I still think this is a bunch of whiney greedy nose up rich merchants who are afraid of losing a dime in sales and I have no sympathy for them. I say tax em for the police protection they say they need. If there are criminals on the streets, then deal with them as criminals.

2/24/2007 8:04 AM  
Blogger Stacey K said...

I personally don't have a problem with getting a permit or license. It's a system that works in many cities around the world.

2/24/2007 1:00 PM  
Blogger Xavier Onassis said...

Stacey - It probably feels like I've been attacking you personally (ballonapalooza was below the belt and I apologize), but I honestly don't mean it that way.

I'm sure you are a sweet, wonderful person whose balloon animals delight people every day.

And when you called me an asshole you were pretty much on target. If I'm not a complete asshole, I at least lean towards assholish behaviors.

For example, I have some serious road rage issues. My girlfriend will tell you that I am the sweetest, kindest, most generous man she has ever met...until I get behind the wheel. I have ZERO patience for anyone who is not 100% focused on their driving. Make up, cell phones, reading, chatting with passengers are all reasons why I don't own handguns.

So there is that.

But I also don't like being "accosted" by anyone, at anytime, for anything.

Even Quick Trip clerks are included in my wrath.

I don't want to be greeted when I walk in the door because that obligates me to respond. I don't want to respond. I didn't come in here for human interaction. I want a fucking diet coke. That's all. Not looking to "network" or make new friends. I'm buying a beverage. That's all.

At the checkout, I don't want to be asked "Is that it?" because it implies that I'm some sort of idiot who will forget to buy something I need if not prompted by a QT clerk. I am perfectly capable of selecting the items that I need from a convenience store and presenting them at the counter. Cut the chummy chatter and just ring it up so I can be on my merry fucking way!

I don't want to hear "Come back again soon" as I leave. If I need something you have, and it is convenient for me to purchase it here, then I will come back. Otherwise, you'll never fucking see me again. So please, for the love of God, just SHUT THE FUCK UP and quit pretending like we are old pals!

Now that you have a little background, perhaps you can better understand why I don't want you or anyone else to present me with an unsolicited balloon animal, song, dramatic performance, bucket-drum solo, window wash or an appeal for a down payment on a cheese burger.

I consider them all to be "human junk mail" (no personal offense intended) designed to separate me from my hard-earned cash by guilt and deception.

I have all the human interaction I need and want without having it imposed upon me by people with designs on my wallet.

2/24/2007 10:24 PM  
Anonymous Anonymous said...

We've all had days when we don't feel like interacting with anyone else.

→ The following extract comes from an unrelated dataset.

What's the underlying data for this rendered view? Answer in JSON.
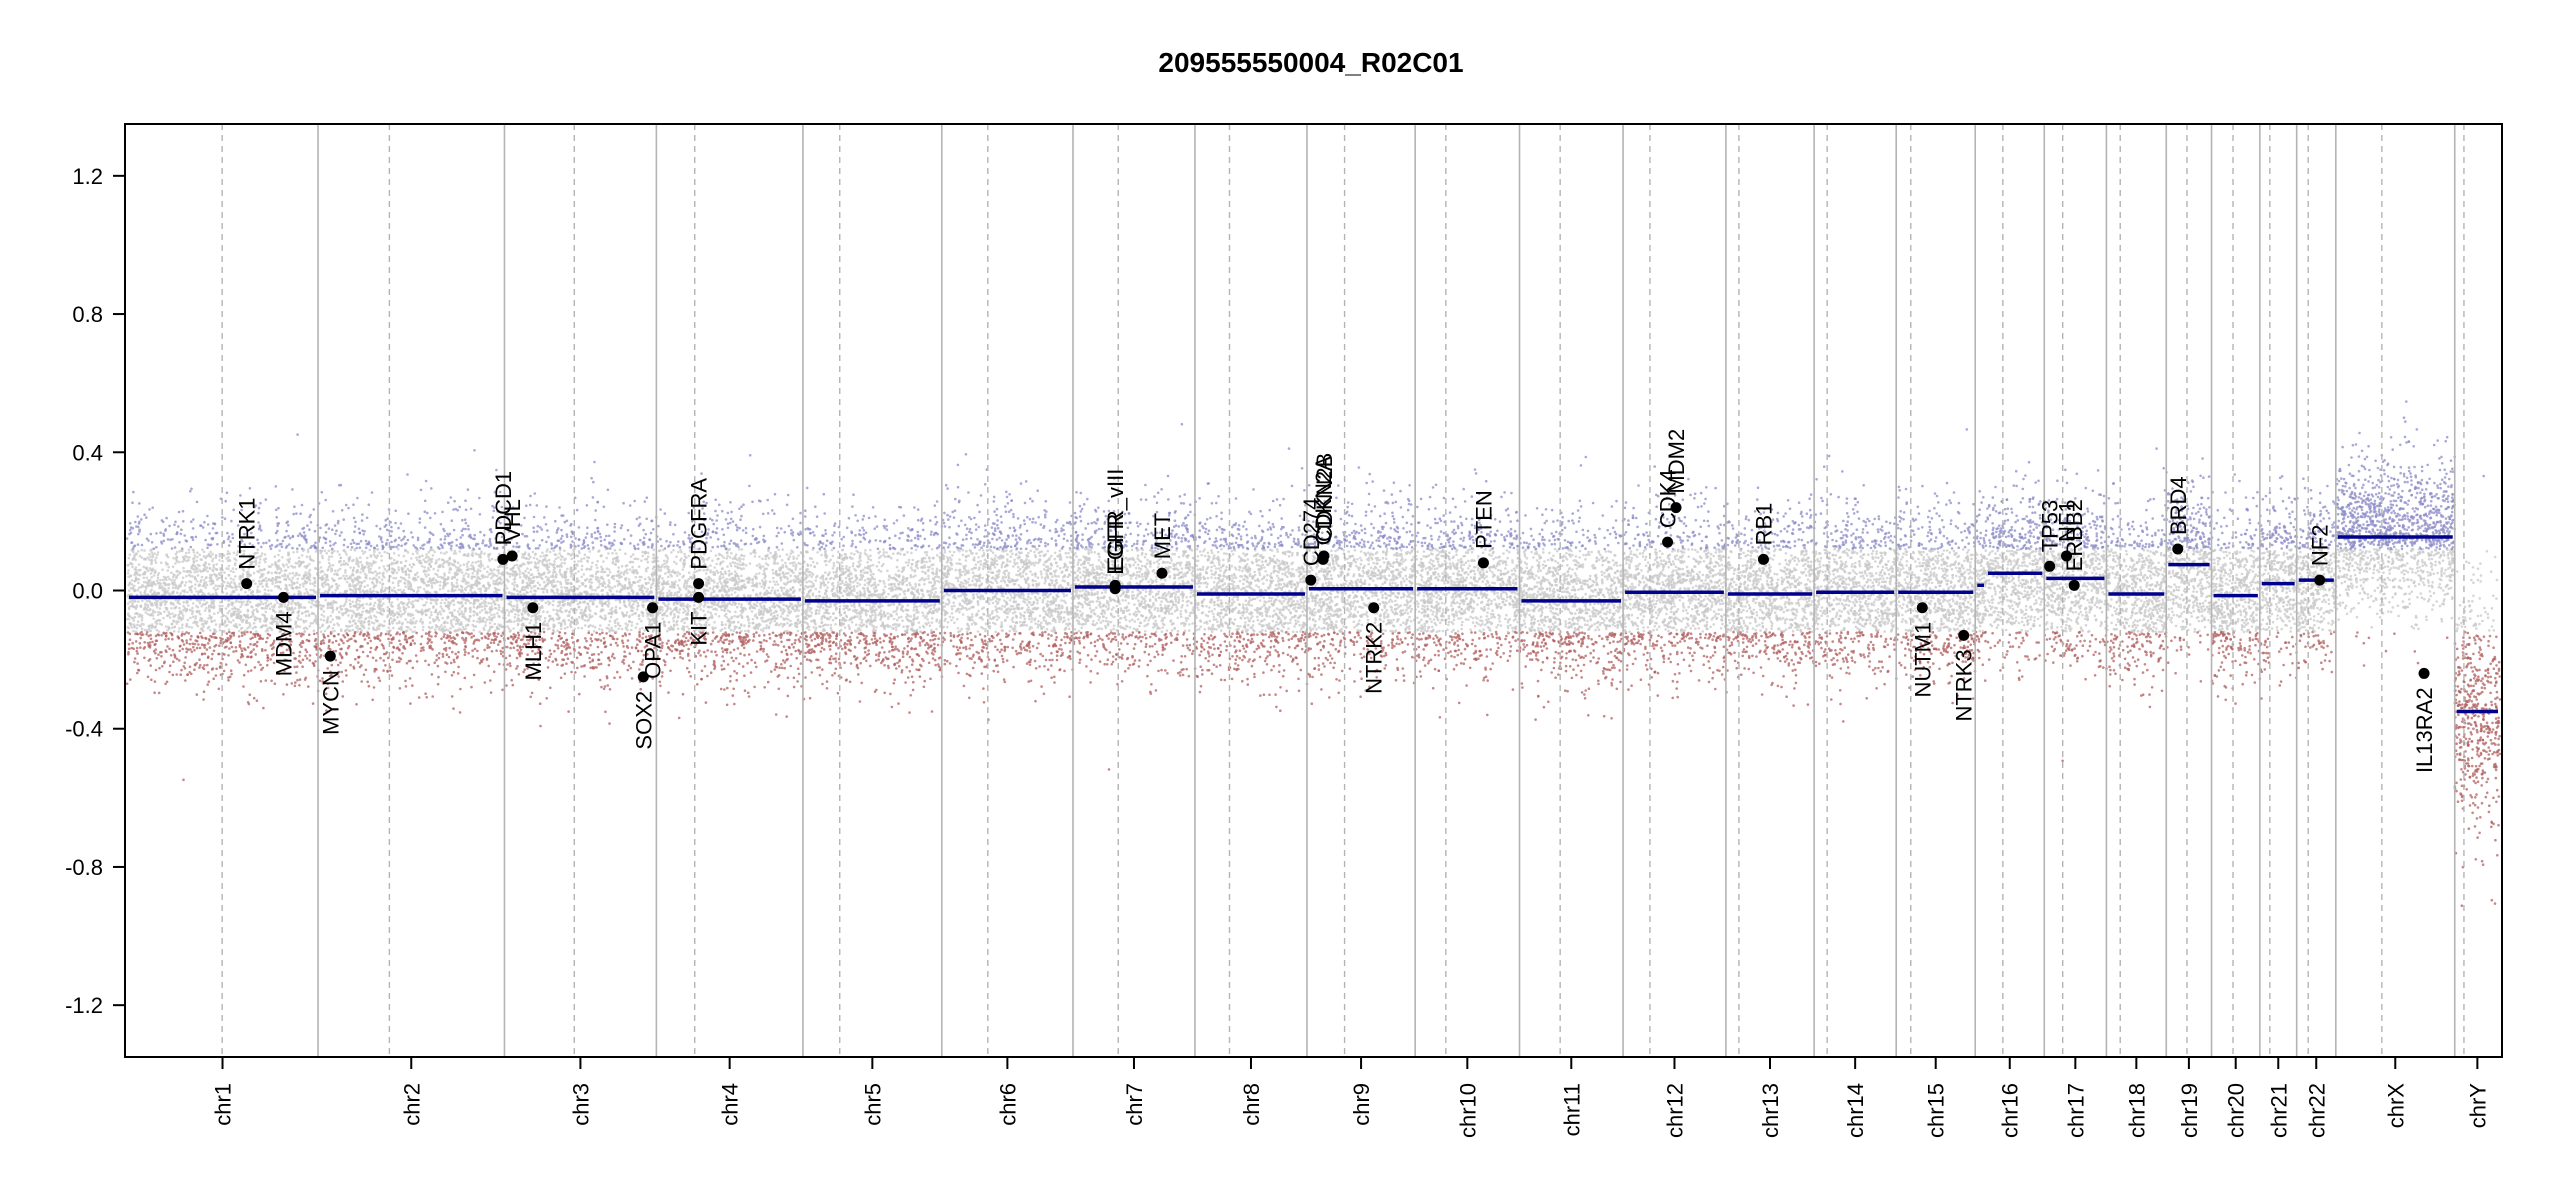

True if the performer is a musician, you may not be able to tune them out. But then again you can't tune out the sounds of cars, boom boxes turned up too loud, police sirens, and all the other noises of the city.

As a balloon performer, I don't harass people that seem uninterested in what I'm doing. When I see parents tugging on their kids arms in evident fear that their kid might actually see what I'm doing and ask for one, I let them pass by without interfering. You get the idea. My goal is only to make my service available to those who want it. For those who don't desire my service, I'm not out there trying to change their mind.